The Synchron Switch BCI, on the other hand, is made of biologically inert materials that will eventually be absorbed back into the body, “so even if Synchron were to disappear tomorrow, the Switch BCI is designed to stay safely in the patient’s body indefinitely,” Oxley said. “The BCI runs on a software platform designed for stable and independent use, so patients can use the platform without our direct involvement.”
However, this approach “is not sufficient and that, given the potential impact of BCI on individuals and society, the nature of what is safe and effective and the balance between risk and benefit require special attention,” argued a paper published in the AMA in 2021. Journal of Ethics. “The line between therapy and BCI improvement is hard to draw precisely.
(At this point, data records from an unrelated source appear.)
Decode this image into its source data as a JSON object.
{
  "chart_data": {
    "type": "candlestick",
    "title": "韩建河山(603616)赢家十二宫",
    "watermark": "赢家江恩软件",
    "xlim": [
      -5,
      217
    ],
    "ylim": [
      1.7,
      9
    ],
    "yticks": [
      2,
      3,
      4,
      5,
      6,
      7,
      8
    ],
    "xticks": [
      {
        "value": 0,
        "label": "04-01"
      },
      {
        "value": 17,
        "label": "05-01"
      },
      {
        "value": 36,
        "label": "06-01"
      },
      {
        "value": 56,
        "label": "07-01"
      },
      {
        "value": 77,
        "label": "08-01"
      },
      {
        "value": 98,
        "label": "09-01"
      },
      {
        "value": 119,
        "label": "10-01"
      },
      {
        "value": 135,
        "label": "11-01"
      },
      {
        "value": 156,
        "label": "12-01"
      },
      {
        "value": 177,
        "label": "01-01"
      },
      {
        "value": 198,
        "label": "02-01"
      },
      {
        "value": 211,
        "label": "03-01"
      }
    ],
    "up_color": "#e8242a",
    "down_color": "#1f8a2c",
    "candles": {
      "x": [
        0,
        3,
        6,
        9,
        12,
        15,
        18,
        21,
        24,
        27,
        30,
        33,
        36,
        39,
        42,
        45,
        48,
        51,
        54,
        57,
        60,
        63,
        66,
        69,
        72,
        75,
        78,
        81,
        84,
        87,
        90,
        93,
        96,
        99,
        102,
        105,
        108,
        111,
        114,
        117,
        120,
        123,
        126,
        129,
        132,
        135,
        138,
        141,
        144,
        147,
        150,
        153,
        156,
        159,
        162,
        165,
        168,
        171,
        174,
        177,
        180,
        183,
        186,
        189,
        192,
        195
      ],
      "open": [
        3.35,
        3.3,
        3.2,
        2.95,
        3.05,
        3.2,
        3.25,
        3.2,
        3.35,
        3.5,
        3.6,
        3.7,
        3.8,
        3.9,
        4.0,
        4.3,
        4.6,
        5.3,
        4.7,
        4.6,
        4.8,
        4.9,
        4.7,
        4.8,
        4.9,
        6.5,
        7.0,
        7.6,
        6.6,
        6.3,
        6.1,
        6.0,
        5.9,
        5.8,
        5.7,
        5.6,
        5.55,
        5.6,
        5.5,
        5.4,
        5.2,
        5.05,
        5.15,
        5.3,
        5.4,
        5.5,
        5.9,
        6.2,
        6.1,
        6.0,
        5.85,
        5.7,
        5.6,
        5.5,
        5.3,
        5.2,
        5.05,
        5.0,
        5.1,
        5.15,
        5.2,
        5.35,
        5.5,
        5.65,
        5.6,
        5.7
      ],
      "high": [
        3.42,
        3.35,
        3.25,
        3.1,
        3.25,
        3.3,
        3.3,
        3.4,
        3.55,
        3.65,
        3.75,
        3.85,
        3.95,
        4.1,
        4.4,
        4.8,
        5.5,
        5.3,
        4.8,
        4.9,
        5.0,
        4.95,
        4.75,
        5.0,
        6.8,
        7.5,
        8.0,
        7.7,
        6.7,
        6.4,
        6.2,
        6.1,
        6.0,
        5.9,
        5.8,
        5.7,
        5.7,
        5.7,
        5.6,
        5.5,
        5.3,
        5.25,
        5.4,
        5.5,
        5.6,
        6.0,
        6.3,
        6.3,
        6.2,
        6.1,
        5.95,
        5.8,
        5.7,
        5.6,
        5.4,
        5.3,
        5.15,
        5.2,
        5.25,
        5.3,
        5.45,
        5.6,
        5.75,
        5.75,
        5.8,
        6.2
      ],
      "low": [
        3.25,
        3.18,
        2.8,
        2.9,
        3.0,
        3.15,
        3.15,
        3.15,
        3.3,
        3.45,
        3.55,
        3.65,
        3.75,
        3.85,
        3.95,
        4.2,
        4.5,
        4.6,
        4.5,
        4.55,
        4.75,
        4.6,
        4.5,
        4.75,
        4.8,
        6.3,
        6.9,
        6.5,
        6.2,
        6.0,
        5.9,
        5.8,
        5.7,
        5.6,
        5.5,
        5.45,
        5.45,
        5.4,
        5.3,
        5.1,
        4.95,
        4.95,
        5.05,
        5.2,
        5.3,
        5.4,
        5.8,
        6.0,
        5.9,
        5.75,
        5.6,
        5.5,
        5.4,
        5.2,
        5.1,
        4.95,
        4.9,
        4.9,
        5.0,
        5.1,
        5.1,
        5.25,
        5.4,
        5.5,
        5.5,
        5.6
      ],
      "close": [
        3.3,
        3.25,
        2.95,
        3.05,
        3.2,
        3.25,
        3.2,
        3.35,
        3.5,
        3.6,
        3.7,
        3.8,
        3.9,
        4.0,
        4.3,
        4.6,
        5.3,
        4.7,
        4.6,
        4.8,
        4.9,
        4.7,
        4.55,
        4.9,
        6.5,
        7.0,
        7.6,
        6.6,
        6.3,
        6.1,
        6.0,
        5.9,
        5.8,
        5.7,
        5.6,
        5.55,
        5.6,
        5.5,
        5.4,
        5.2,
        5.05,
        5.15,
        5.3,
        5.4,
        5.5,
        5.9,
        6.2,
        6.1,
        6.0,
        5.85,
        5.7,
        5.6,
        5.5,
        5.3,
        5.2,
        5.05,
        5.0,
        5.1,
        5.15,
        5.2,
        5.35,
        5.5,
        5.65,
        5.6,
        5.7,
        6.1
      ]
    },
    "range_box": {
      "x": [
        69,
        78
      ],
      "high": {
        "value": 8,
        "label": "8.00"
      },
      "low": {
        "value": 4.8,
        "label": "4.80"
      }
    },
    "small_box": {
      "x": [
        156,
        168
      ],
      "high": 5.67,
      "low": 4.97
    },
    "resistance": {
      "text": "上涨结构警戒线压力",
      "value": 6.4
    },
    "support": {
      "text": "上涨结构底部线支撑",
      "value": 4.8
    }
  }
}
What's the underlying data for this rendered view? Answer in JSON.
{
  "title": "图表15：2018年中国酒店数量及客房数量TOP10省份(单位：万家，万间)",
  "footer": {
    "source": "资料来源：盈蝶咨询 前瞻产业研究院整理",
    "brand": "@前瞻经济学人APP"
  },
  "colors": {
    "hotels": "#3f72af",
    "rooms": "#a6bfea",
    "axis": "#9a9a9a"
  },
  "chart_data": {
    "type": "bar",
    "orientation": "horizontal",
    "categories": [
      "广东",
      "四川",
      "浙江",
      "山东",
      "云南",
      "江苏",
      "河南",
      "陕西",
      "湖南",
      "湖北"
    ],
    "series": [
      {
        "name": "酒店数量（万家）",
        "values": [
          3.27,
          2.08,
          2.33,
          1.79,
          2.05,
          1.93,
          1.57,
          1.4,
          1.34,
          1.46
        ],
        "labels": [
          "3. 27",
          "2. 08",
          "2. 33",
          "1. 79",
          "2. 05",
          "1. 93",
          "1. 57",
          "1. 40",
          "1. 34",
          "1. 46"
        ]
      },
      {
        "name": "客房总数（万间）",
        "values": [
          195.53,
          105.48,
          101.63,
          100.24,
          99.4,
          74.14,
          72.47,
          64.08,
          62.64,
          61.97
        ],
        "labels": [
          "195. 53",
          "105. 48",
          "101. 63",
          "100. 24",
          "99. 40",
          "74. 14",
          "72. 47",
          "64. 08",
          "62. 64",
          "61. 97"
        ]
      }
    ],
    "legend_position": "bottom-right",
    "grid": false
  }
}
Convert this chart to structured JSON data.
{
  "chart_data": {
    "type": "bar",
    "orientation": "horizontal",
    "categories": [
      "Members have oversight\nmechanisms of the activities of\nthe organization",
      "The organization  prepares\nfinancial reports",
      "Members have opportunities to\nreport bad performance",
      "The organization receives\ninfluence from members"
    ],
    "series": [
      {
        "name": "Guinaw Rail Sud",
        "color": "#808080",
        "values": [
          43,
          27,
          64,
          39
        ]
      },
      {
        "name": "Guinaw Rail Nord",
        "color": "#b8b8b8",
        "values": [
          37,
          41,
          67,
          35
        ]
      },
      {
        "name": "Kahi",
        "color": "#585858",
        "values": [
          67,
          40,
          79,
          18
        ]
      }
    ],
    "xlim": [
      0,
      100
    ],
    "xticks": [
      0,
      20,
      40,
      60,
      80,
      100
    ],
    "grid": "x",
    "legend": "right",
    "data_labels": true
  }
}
Therapeutic devices work to correct or compensate for some disease state, returning them to ‘normal’ or species-typical standard form. But what and more importantly, who gets to define normality? How much below average IQ can you before a mandatory increase in your score with a BCI implant is deemed worthy of society?
Oped’s authors acknowledge that “While BCIs raise several ethical concerns, such as how to define personhood, respect for autonomy, and the adequacy of informed consent, not all ethical questions rightfully form the basis of government regulation.” The FDA’s job is to test devices for safety and effectiveness, not equality. As such, the authors argue instead that “a new committee or regulatory body with humanistic goals, including both individual and societal concerns, should be provided for at the federal level to help regulate the nature, scope, and use of these devices.”